Lamont originally wanted the tribes to have competition in the state but has changed his tune:
“[Online gambling] is something that’s going on all around us, and I think Connecticut should participate. If we found out anything in the course of this horrible COVID cycle, more and more of the world is going virtual, more and more of the world is going online. That’s tele-health and tele-learning, but it’s also iGaming and sports betting. And I don’t think you want Connecticut left behind.”
Rep. Scanlon ‘guarantees’ legal CT sports betting
Lamont makes it clear he wants to see gaming expansion happen, but doesn’t quite guarantee it’s coming. But Rep. Sean Scanlon did just that in a conversation with Native Business magazine.
Scanlon is the incoming House co-chair of the legislature’s Finance, Revenue and Bonding Committee, so it makes sense he’d be in the know about topics that should bring revenue to the state:
“Sports betting will be legalized in 2021. You can bet on it.”
Positive comments from tribal leaders, too
Representatives from both the Mashantucket Pequot and Mohegan Indians spoke positively to the Mirror about gaming expansion in the state.
“We’ve had ongoing conversations with the governor,” said Mashantucket Pequot Tribal Chairman Rodney Butler. “He has been engaged, and we’re looking forward to getting into much more detailed conversations.”
“Certainly the pandemic has been a challenge to all of us globally, but I think it has brought some clarity to this industry and what the future may hold for our partnership,” added Chuck Bunnell, chief of staff of the Mohegan Tribal Nation.
Tribes backed off joint Connecticut casino
Another sign of positive communication between the two sides could be the immediate end of plans for a joint casino.

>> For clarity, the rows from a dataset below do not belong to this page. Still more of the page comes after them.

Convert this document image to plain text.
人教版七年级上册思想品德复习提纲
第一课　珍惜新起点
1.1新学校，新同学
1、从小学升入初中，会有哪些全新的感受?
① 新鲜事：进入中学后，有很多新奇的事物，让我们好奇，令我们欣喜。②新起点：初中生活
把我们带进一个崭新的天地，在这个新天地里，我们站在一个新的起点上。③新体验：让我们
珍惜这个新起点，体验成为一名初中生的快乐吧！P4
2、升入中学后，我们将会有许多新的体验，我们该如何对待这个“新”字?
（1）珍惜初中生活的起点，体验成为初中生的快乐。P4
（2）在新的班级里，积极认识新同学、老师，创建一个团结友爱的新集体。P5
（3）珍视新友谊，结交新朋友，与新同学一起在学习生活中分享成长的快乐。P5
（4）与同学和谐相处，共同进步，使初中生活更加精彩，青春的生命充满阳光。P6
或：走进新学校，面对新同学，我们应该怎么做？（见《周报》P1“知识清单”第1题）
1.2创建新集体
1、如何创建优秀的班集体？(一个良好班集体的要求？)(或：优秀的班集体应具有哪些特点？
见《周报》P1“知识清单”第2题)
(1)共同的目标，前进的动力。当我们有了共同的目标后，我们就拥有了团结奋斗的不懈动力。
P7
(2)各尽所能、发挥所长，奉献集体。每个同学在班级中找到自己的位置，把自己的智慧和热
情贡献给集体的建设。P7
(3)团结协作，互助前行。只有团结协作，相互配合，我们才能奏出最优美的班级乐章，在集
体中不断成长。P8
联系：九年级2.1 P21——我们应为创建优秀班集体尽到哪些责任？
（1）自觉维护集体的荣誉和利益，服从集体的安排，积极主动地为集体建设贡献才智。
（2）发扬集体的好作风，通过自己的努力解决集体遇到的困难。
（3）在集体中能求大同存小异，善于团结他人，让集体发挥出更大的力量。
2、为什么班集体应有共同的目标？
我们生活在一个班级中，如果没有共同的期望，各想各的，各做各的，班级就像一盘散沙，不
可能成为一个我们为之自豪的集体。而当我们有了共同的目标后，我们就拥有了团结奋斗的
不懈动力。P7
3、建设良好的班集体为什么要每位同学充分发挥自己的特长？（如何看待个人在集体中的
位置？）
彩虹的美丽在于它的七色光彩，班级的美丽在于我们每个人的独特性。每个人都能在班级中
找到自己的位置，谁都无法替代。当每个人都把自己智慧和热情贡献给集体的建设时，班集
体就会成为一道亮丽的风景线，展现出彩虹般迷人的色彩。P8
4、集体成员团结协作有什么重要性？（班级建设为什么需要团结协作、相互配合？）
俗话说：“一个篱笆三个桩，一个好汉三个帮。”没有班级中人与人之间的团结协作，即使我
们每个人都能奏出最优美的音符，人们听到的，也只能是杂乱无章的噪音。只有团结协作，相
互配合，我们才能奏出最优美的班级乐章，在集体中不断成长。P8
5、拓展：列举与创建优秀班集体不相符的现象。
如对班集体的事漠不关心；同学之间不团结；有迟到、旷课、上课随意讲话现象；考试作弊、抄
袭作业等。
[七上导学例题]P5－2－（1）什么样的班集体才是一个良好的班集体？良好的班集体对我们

On Wednesday, the tribes announced they were temporarily suspending plans for the Tribal Winds casino. The official reason is because of the coronavirus pandemic.
The proposed location is a 15-mile drive on I-91 away from MGM Springfield in Massachusetts. The idea was to put a casino closer so those dollars wouldn’t leave the tribes and the state.
Lamont regularly asked the tribes to drop the idea and focus on expansion elsewhere in the state. MGM Resorts has fought the project for years and currently has a federal lawsuit filed against the Department of the Interior.
Dropping the project wasn’t required as part of a deal for expanded gaming, Lamont said according to the Hartford Courant. But he certainly wasn’t mad about it:
“No, it wasn’t a condition, but I think you know it was a source of aggravation to some of the outside casino places that had objections there,’’ Lamont said. “We’re trying to reach an accommodation where we can get sports betting and even iGaming going in the state – doing it in a way that doesn’t prompt a litigation war of sorts, and we’re trying to work that through.”